Hacker News new | ask | show | jobs
by klipt 2089 days ago
> All of the old structures of church and community fell without something to take its place, and for whatever reason it's progressive to discount prioritizing traditional values like family over career.

The economy grows faster when people sacrifice their personal lives for work.

Not saying I like it, but it seems obvious why incentives are aligned that way.

1 comments

Perhaps in the short term.

It's not obvious in the longer term. Economic growth, which is affected by technological and scientific advancement (among many other things), depends on insight and creativity, not just hard work.

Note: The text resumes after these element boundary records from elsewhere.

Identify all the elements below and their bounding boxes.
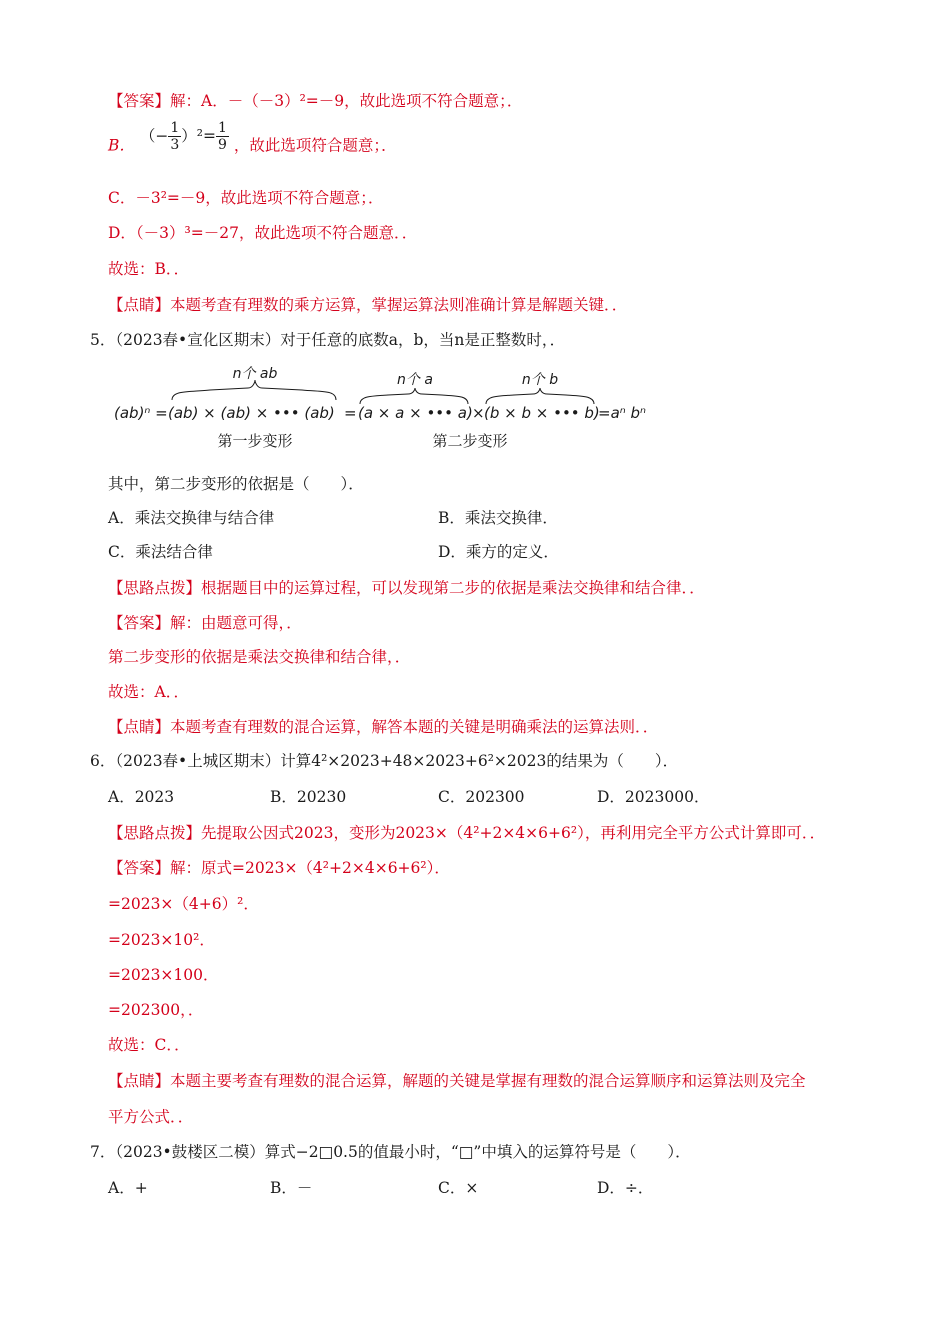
diagram-product: (ab) × (ab) × ••• (ab) (168, 404, 335, 422)
q4-b-denominator: 3 (170, 137, 180, 153)
q4-option-d-line: D．（－3）³=－27，故此选项不符合题意．． (108, 224, 418, 242)
hint-tag: 【思路点拨】 (108, 824, 202, 842)
q5-option-b: B．乘法交换律． (438, 509, 558, 527)
q4-option-c-line: C．－3²=－9，故此选项不符合题意；． (108, 189, 384, 207)
q7-option-a: A．+ (108, 1179, 148, 1197)
q5-answer-line (108, 612, 302, 634)
q6-hint: 先提取公因式2023，变形为2023×（4²+2×4×6+6²），再利用完全平方公式计算即可．． (201, 824, 826, 842)
q5-comment-line (108, 716, 658, 738)
q4-b-expr-left: （− (139, 126, 169, 145)
q5-diagram (110, 362, 670, 462)
diagram-group-a: (a × a × ••• a) (358, 404, 473, 422)
q4-b-fraction (168, 120, 181, 153)
q5-answer-2: 第二步变形的依据是乘法交换律和结合律，． (108, 648, 411, 666)
q6-option-a: A．2023 (108, 788, 175, 806)
diagram-group-a-label: n个 a (397, 372, 433, 388)
q6-option-d: D．2023000． (597, 788, 710, 806)
diagram-rhs: =aⁿ bⁿ (598, 404, 647, 422)
q6-comment-line (108, 1070, 806, 1092)
answer-tag: 【答案】 (108, 859, 171, 877)
diagram-times: × (472, 404, 485, 422)
q4-comment: 本题考查有理数的乘方运算，掌握运算法则准确计算是解题关键．． (170, 296, 628, 314)
q6-comment: 本题主要考查有理数的混合运算，解题的关键是掌握有理数的混合运算顺序和运算法则及完全 (170, 1072, 806, 1090)
diagram-group-b: (b × b × ••• b) (484, 404, 600, 422)
brace-b (486, 388, 594, 404)
q6-step-3: =2023×100． (108, 966, 219, 984)
q7-option-b: B．－ (270, 1179, 313, 1197)
q5-comment: 本题考查有理数的混合运算，解答本题的关键是明确乘法的运算法则．． (170, 718, 659, 736)
answer-tag: 【答案】 (108, 92, 171, 110)
q5-answer: 解：由题意可得，． (170, 614, 302, 632)
q4-b-letter: B． (108, 136, 135, 155)
q6-answer-line (108, 857, 450, 879)
q5-option-a: A．乘法交换律与结合律 (108, 509, 275, 527)
q4-b-text: ，故此选项符合题意；． (233, 136, 397, 155)
answer-tag: 【答案】 (108, 614, 171, 632)
comment-tag: 【点睛】 (108, 296, 171, 314)
q4-b-result-numerator: 1 (217, 120, 227, 136)
q5-option-d: D．乘方的定义． (438, 543, 559, 561)
q5-hint: 根据题目中的运算过程，可以发现第二步的依据是乘法交换律和结合律．． (201, 579, 705, 597)
q6-step-4: =202300，． (108, 1001, 204, 1019)
diagram-step1: 第一步变形 (217, 432, 293, 450)
q4-b-numerator: 1 (170, 120, 180, 136)
q7-stem: 7．（2023•鼓楼区二模）算式−2□0.5的值最小时，“□”中填入的运算符号是（ ）． (90, 1143, 691, 1161)
q4-answer-line (108, 90, 522, 112)
q6-choice: 故选：C．． (108, 1036, 190, 1054)
q5-choice: 故选：A．． (108, 683, 189, 701)
q6-option-c: C．202300 (438, 788, 525, 806)
q5-hint-line (108, 577, 705, 599)
q6-stem: 6．（2023春•上城区期末）计算4²×2023+48×2023+6²×2023的结果为（ ）． (90, 752, 679, 770)
diagram-step2: 第二步变形 (432, 432, 508, 450)
diagram-group-b-label: n个 b (521, 372, 559, 388)
brace-a (360, 388, 468, 404)
q6-hint-line (108, 822, 825, 844)
q6-comment-2: 平方公式．． (108, 1108, 194, 1126)
hint-tag: 【思路点拨】 (108, 579, 202, 597)
q4-option-a-solution: 解：A．－（－3）²=－9，故此选项不符合题意；． (170, 92, 523, 110)
q4-b-result-denominator: 9 (217, 137, 227, 153)
q6-option-b: B．20230 (270, 788, 347, 806)
q5-question: 其中，第二步变形的依据是（ ）． (108, 475, 364, 493)
q4-b-expr-mid: ）²= (181, 126, 216, 145)
q6-answer: 解：原式=2023×（4²+2×4×6+6²）． (170, 859, 450, 877)
comment-tag: 【点睛】 (108, 718, 171, 736)
q6-step-2: =2023×10²． (108, 931, 215, 949)
diagram-eq: = (344, 404, 357, 422)
q4-b-result-fraction (216, 120, 229, 153)
q4-b-expression (139, 120, 234, 153)
q7-option-d: D．÷． (597, 1179, 654, 1197)
comment-tag: 【点睛】 (108, 1072, 171, 1090)
brace-top (172, 380, 336, 400)
q4-option-b-line (108, 120, 397, 163)
q6-step-1: =2023×（4+6）²． (108, 895, 259, 913)
q7-option-c: C．× (438, 1179, 479, 1197)
q5-stem: 5．（2023春•宣化区期末）对于任意的底数a，b，当n是正整数时，． (90, 331, 566, 349)
diagram-top-label: n个 ab (232, 366, 278, 382)
q4-choice: 故选：B．． (108, 260, 190, 278)
q4-comment-line (108, 294, 627, 316)
diagram-lhs: (ab)ⁿ = (114, 404, 168, 422)
q5-option-c: C．乘法结合律 (108, 543, 213, 561)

Maybe the economy grows more in the longer term if the people working in it were raised as healthy, happy children in more of a "family values" sort of situation.

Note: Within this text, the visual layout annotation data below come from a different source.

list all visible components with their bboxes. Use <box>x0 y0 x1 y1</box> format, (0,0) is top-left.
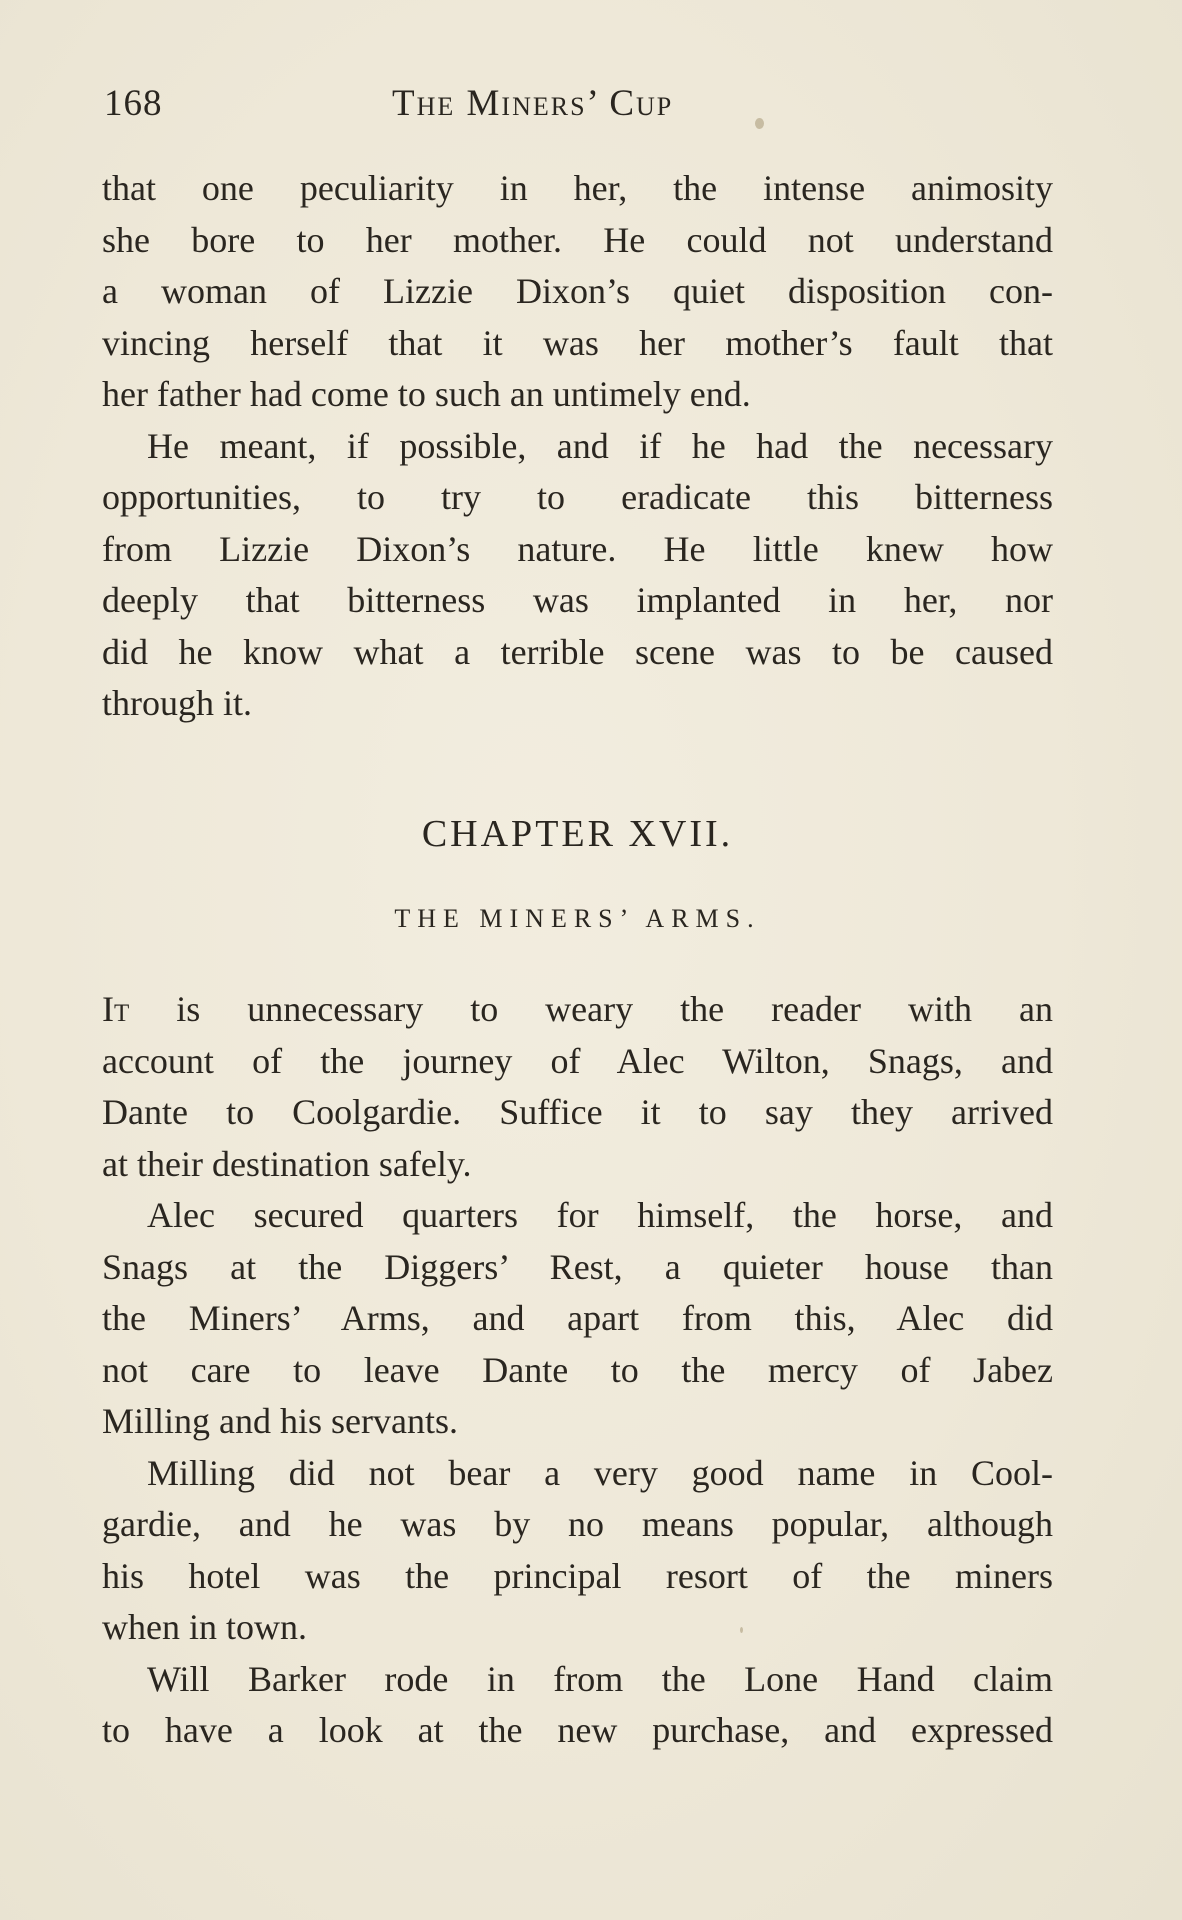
text-line-first <box>102 984 1053 1036</box>
text-line: when in town. <box>102 1607 307 1647</box>
text-line: the Miners’ Arms, and apart from this, Alec did <box>102 1298 1053 1338</box>
text-line: a woman of Lizzie Dixon’s quiet disposition con- <box>102 271 1053 311</box>
text-line: his hotel was the principal resort of the miners <box>102 1555 1053 1596</box>
text-line: vincing herself that it was her mother’s fault that <box>102 322 1053 363</box>
chapter-subheading: THE MINERS’ ARMS. <box>394 904 761 933</box>
text-line: opportunities, to try to eradicate this bitterness <box>102 477 1053 517</box>
text-line: He meant, if possible, and if he had the necessary <box>147 425 1053 466</box>
text-line: she bore to her mother. He could not understand <box>102 219 1053 260</box>
text-line: account of the journey of Alec Wilton, Snags, and <box>102 1040 1053 1081</box>
text-line: Dante to Coolgardie. Suffice it to say they arrived <box>102 1092 1053 1132</box>
text-line: her father had come to such an untimely end. <box>102 374 751 414</box>
chapter-heading: CHAPTER XVII. <box>421 813 734 855</box>
paper-speck <box>740 1627 743 1633</box>
text-line: that one peculiarity in her, the intense animosity <box>102 168 1053 208</box>
text-line: at their destination safely. <box>102 1143 472 1184</box>
paper-speck <box>755 118 764 129</box>
text-line: not care to leave Dante to the mercy of Jabez <box>102 1349 1053 1390</box>
text-line: from Lizzie Dixon’s nature. He little knew how <box>102 528 1053 569</box>
first-line-rest: is unnecessary to weary the reader with an <box>129 989 1053 1029</box>
text-line: gardie, and he was by no means popular, although <box>102 1504 1053 1544</box>
text-line: did he know what a terrible scene was to be caused <box>102 631 1053 672</box>
text-line: through it. <box>102 683 252 723</box>
page-number: 168 <box>104 83 163 124</box>
running-head <box>102 82 1052 132</box>
text-line: Will Barker rode in from the Lone Hand claim <box>147 1658 1053 1699</box>
text-line: Snags at the Diggers’ Rest, a quieter house than <box>102 1246 1053 1287</box>
text-line: Milling and his servants. <box>102 1401 458 1441</box>
paragraph-block-1 <box>102 163 1053 730</box>
text-line: Milling did not bear a very good name in Cool- <box>147 1452 1053 1493</box>
paragraph-block-2 <box>102 984 1053 1757</box>
text-line: Alec secured quarters for himself, the horse, and <box>147 1195 1053 1235</box>
text-line: to have a look at the new purchase, and expressed <box>102 1710 1053 1750</box>
running-title: The Miners’ Cup <box>392 83 674 124</box>
drop-word: It <box>102 989 130 1029</box>
text-line: deeply that bitterness was implanted in her, nor <box>102 580 1053 620</box>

To clarify, I don't intend my comment to be read as suggesting "family values" automatically results in healthier, happier children or is superior in some way. Especially not "traditional" family values.

(Personally I hold much more of a progressive, pro-LGBT+-visibility, love-and-let-love type of position than what are sometimes called traditional family values.)

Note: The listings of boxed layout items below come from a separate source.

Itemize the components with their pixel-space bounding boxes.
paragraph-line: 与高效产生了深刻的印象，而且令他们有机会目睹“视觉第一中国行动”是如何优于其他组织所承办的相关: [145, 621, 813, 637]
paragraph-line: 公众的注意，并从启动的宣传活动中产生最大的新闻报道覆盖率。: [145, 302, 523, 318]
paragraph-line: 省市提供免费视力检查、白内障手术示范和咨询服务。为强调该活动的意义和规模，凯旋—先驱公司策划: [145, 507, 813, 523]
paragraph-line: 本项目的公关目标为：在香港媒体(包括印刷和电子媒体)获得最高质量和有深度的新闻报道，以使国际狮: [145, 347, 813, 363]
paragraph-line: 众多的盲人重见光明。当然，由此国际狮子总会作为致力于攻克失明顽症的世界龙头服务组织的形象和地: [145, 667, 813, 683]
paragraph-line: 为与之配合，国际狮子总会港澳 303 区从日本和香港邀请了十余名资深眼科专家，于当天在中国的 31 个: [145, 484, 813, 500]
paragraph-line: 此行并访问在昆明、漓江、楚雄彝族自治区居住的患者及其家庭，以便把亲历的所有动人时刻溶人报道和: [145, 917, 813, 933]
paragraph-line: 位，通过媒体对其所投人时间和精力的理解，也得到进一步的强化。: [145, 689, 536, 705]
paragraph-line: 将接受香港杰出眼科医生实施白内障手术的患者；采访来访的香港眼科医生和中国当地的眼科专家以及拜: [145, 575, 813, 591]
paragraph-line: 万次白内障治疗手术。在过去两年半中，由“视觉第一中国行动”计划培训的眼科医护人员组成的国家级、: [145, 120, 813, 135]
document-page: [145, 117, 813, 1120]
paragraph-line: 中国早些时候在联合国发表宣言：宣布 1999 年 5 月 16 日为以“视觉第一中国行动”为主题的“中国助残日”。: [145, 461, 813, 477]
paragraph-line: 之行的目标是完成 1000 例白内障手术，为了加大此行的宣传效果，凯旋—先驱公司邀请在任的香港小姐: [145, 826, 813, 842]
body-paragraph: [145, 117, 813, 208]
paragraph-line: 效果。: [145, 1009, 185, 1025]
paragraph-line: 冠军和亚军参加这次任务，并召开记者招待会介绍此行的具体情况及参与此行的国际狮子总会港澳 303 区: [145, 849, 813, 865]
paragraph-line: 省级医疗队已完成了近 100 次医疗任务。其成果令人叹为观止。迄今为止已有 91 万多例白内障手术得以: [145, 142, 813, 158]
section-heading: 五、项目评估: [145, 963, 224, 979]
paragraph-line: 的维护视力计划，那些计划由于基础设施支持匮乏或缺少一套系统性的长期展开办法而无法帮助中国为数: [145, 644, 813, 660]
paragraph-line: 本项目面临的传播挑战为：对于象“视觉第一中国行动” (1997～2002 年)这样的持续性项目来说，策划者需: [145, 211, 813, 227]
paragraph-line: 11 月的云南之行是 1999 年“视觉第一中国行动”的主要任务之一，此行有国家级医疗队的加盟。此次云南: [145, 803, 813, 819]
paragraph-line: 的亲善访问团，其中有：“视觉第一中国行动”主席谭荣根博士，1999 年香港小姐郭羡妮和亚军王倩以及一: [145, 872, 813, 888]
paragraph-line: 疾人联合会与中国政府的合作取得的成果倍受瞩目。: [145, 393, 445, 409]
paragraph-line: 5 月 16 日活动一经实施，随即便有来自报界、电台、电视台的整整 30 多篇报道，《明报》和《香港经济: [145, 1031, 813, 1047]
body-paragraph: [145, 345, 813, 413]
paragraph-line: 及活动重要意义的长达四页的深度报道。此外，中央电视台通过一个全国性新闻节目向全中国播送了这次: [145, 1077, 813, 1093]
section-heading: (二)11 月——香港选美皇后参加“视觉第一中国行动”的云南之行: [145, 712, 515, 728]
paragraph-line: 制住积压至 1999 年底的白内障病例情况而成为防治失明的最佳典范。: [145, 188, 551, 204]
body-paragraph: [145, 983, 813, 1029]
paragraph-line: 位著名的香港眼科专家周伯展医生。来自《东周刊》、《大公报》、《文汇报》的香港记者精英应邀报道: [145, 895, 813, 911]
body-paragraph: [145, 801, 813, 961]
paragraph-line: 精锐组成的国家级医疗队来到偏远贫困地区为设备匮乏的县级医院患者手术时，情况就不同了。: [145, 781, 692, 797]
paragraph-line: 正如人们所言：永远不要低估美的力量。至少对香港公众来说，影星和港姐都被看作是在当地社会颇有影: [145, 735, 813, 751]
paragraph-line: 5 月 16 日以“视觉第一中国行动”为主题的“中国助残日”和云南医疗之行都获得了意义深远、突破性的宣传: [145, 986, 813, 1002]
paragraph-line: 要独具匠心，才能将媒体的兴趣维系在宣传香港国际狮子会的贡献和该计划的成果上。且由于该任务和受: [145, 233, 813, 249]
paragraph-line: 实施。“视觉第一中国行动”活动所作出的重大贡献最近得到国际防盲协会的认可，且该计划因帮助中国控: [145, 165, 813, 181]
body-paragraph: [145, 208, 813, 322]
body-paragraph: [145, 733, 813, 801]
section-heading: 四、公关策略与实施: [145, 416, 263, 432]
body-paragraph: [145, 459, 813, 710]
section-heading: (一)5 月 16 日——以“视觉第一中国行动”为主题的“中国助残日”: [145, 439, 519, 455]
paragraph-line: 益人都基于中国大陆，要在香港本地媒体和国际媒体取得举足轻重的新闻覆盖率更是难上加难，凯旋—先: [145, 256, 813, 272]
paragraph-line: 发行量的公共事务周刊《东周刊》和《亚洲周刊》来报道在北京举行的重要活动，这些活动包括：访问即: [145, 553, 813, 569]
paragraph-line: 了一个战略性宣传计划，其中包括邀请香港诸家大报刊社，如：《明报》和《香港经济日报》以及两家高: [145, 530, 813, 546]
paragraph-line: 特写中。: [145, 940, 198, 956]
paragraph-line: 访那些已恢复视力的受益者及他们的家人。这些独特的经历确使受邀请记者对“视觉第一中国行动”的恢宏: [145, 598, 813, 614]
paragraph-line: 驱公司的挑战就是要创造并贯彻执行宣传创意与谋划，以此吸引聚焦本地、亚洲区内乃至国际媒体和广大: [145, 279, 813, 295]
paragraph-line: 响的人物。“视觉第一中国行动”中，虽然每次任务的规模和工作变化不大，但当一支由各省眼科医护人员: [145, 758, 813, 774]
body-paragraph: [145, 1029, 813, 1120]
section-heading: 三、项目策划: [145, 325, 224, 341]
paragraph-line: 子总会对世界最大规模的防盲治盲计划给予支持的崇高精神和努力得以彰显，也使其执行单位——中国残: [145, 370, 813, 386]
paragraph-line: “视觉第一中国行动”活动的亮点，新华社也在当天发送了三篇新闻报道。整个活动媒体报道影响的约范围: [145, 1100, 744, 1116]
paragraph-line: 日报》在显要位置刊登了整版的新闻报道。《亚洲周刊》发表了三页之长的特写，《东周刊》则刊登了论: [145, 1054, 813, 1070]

Rather, I want to suggest that long term economic growth almost certainly depends in some way not just on people sacrificing their personal lives for work now; but also qualities that future generations grow up with, i.e. how children are raised, schooled, looked after, the attitudes they are surrounded by and so on.

I'm not informed enough to know how personal life in the present affects multi-generational economic growth. But I'm sure it has an effect, and that everyone maximising work in the present at the cost of personal life is almost certainly not the path to maximum collective prosperity as measured by economic growth in the long term.